Created by Alicia Puebla on Fri, 10/23/2020 - 21:18
Description:
This image represents the feminist tones throughout Christina Rossetti’s poem Goblin Market . Christina Rossetti takes a religious approach to her story telling technique which is very popular in Victorian literature. Instead of telling the traditional story of temptation and a woman tempting a man, it is rather the masculine figures of the Goblins tempting the women. This role reversal gives power to the women and shows men as something other than the hero or the protagonist of life. This is shown in the wood engravings done by Dante Gabriel Rossetti in which the goblins, who are unappealing try to manipulate Laura to buy the fruits and succeed while Lizzie is retreating away from the situation and the temptation. These two women capture the essence of what women were not suppose to be at the time, first strong, as Lizzie declines the temptation and later saves her sister, her role is that of a hero which is not suppose to be the role for a woman. Secondly women are not suppose to be the ones to be tempted, typically it is the wicked women who tempt the men but in this poem the roles are reversed and Laura can be seen succumbing to the temptation by the masculine goblin figures.
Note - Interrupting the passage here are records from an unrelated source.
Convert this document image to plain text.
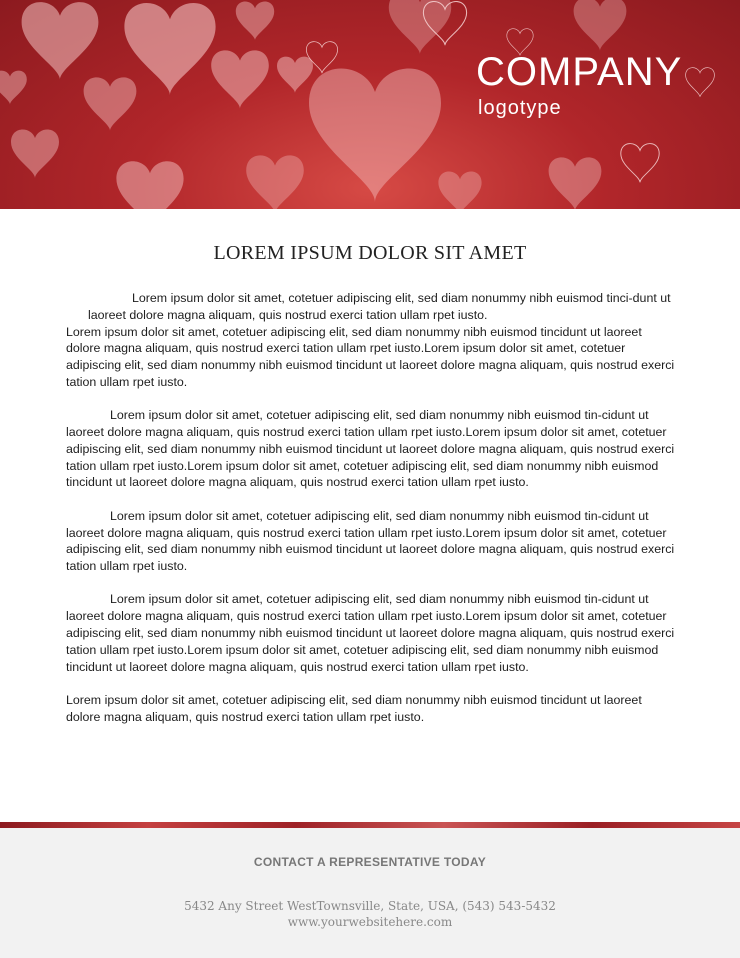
COMPANY
logotype
LOREM IPSUM DOLOR SIT AMET
Lorem ipsum dolor sit amet, cotetuer adipiscing elit, sed diam nonummy nibh euismod tinci-dunt ut laoreet dolore magna aliquam, quis nostrud exerci tation ullam rpet iusto.
Lorem ipsum dolor sit amet, cotetuer adipiscing elit, sed diam nonummy nibh euismod tincidunt ut laoreet dolore magna aliquam, quis nostrud exerci tation ullam rpet iusto.Lorem ipsum dolor sit amet, cotetuer adipiscing elit, sed diam nonummy nibh euismod tincidunt ut laoreet dolore magna aliquam, quis nostrud exerci tation ullam rpet iusto.
Lorem ipsum dolor sit amet, cotetuer adipiscing elit, sed diam nonummy nibh euismod tin-cidunt ut laoreet dolore magna aliquam, quis nostrud exerci tation ullam rpet iusto.Lorem ipsum dolor sit amet, cotetuer adipiscing elit, sed diam nonummy nibh euismod tincidunt ut laoreet dolore magna aliquam, quis nostrud exerci tation ullam rpet iusto.Lorem ipsum dolor sit amet, cotetuer adipiscing elit, sed diam nonummy nibh euismod tincidunt ut laoreet dolore magna aliquam, quis nostrud exerci tation ullam rpet iusto.
Lorem ipsum dolor sit amet, cotetuer adipiscing elit, sed diam nonummy nibh euismod tin-cidunt ut laoreet dolore magna aliquam, quis nostrud exerci tation ullam rpet iusto.Lorem ipsum dolor sit amet, cotetuer adipiscing elit, sed diam nonummy nibh euismod tincidunt ut laoreet dolore magna aliquam, quis nostrud exerci tation ullam rpet iusto.
Lorem ipsum dolor sit amet, cotetuer adipiscing elit, sed diam nonummy nibh euismod tin-cidunt ut laoreet dolore magna aliquam, quis nostrud exerci tation ullam rpet iusto.Lorem ipsum dolor sit amet, cotetuer adipiscing elit, sed diam nonummy nibh euismod tincidunt ut laoreet dolore magna aliquam, quis nostrud exerci tation ullam rpet iusto.Lorem ipsum dolor sit amet, cotetuer adipiscing elit, sed diam nonummy nibh euismod tincidunt ut laoreet dolore magna aliquam, quis nostrud exerci tation ullam rpet iusto.
Lorem ipsum dolor sit amet, cotetuer adipiscing elit, sed diam nonummy nibh euismod tincidunt ut laoreet dolore magna aliquam, quis nostrud exerci tation ullam rpet iusto.
CONTACT A REPRESENTATIVE TODAY
5432 Any Street WestTownsville, State, USA, (543) 543-5432
www.yourwebsitehere.com
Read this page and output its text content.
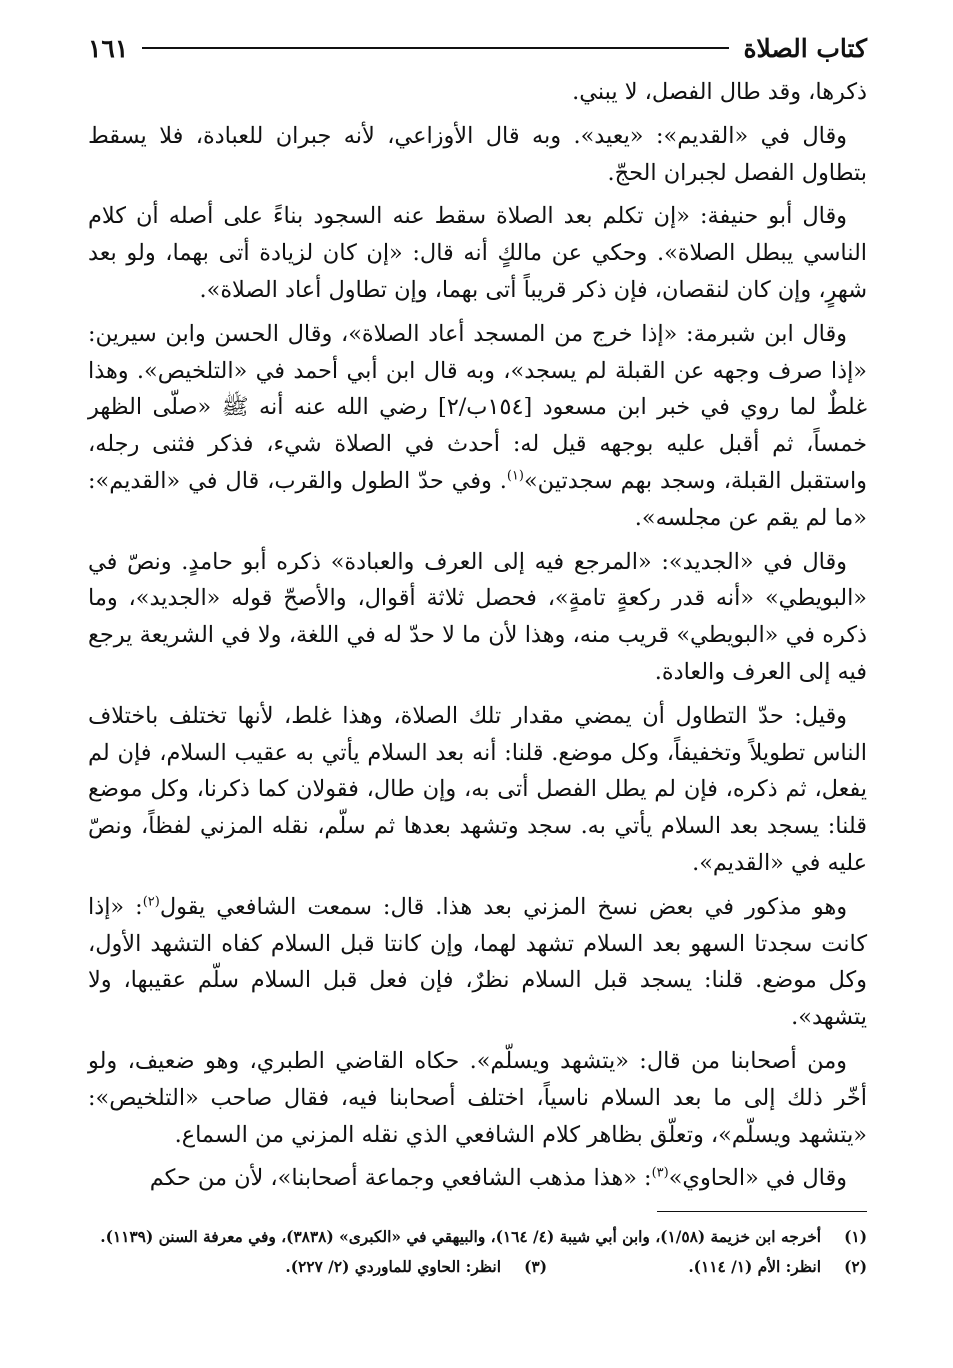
كتاب الصلاة
١٦١

ذكرها، وقد طال الفصل، لا يبني.

وقال في «القديم»: «يعيد». وبه قال الأوزاعي، لأنه جبران للعبادة، فلا يسقط بتطاول الفصل لجبران الحجّ.

وقال أبو حنيفة: «إن تكلم بعد الصلاة سقط عنه السجود بناءً على أصله أن كلام الناسي يبطل الصلاة». وحكي عن مالكٍ أنه قال: «إن كان لزيادة أتى بهما، ولو بعد شهرٍ، وإن كان لنقصان، فإن ذكر قريباً أتى بهما، وإن تطاول أعاد الصلاة».

وقال ابن شبرمة: «إذا خرج من المسجد أعاد الصلاة»، وقال الحسن وابن سيرين: «إذا صرف وجهه عن القبلة لم يسجد»، وبه قال ابن أبي أحمد في «التلخيص». وهذا غلطٌ لما روي في خبر ابن مسعود [١٥٤ب/٢] رضي الله عنه أنه ﷺ «صلّى الظهر خمساً، ثم أقبل عليه بوجهه قيل له: أحدث في الصلاة شيء، فذكر فثنى رجله، واستقبل القبلة، وسجد بهم سجدتين»$^{(١)}$. وفي حدّ الطول والقرب، قال في «القديم»: «ما لم يقم عن مجلسه».

وقال في «الجديد»: «المرجع فيه إلى العرف والعبادة» ذكره أبو حامدٍ. ونصّ في «البويطي» «أنه قدر ركعةٍ تامةٍ»، فحصل ثلاثة أقوال، والأصحّ قوله «الجديد»، وما ذكره في «البويطي» قريب منه، وهذا لأن ما لا حدّ له في اللغة، ولا في الشريعة يرجع فيه إلى العرف والعادة.

وقيل: حدّ التطاول أن يمضي مقدار تلك الصلاة، وهذا غلط، لأنها تختلف باختلاف الناس تطويلاً وتخفيفاً، وكل موضع. قلنا: أنه بعد السلام يأتي به عقيب السلام، فإن لم يفعل، ثم ذكره، فإن لم يطل الفصل أتى به، وإن طال، فقولان كما ذكرنا، وكل موضع قلنا: يسجد بعد السلام يأتي به. سجد وتشهد بعدها ثم سلّم، نقله المزني لفظاً، ونصّ عليه في «القديم».

وهو مذكور في بعض نسخ المزني بعد هذا. قال: سمعت الشافعي يقول$^{(٢)}$: «إذا كانت سجدتا السهو بعد السلام تشهد لهما، وإن كانتا قبل السلام كفاه التشهد الأول، وكل موضع. قلنا: يسجد قبل السلام نظرٌ، فإن فعل قبل السلام سلّم عقيبها، ولا يتشهد».

ومن أصحابنا من قال: «يتشهد ويسلّم». حكاه القاضي الطبري، وهو ضعيف، ولو أخّر ذلك إلى ما بعد السلام ناسياً، اختلف أصحابنا فيه، فقال صاحب «التلخيص»: «يتشهد ويسلّم»، وتعلّق بظاهر كلام الشافعي الذي نقله المزني من السماع.

وقال في «الحاوي»$^{(٣)}$: «هذا مذهب الشافعي وجماعة أصحابنا»، لأن من حكم

(١)
أخرجه ابن خزيمة (١/٥٨)، وابن أبي شيبة (٤/ ١٦٤)، والبيهقي في «الكبرى» (٣٨٣٨)، وفي معرفة السنن (١١٣٩).
(٢)
انظر: الأم (١/ ١١٤).
(٣)
انظر: الحاوي للماوردي (٢/ ٢٢٧).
The illustrations of this moment is pivotal in understanding the way that the roles are reversed. Rossetti is offering a retelling of sorts of the traditional Adam and Eve story but through the lense of feminism and sisterhood. Though Dante Gabriel Rossetti depicts the women as beautiful they are not the temptresses and they are not looking to be saved by men, they are the protagonist of their own story as seen in the illustration. The work of the illustration and the poetry combined put emphasis that this is a story for women about women empowerment in a time and place where women were not seen as equals.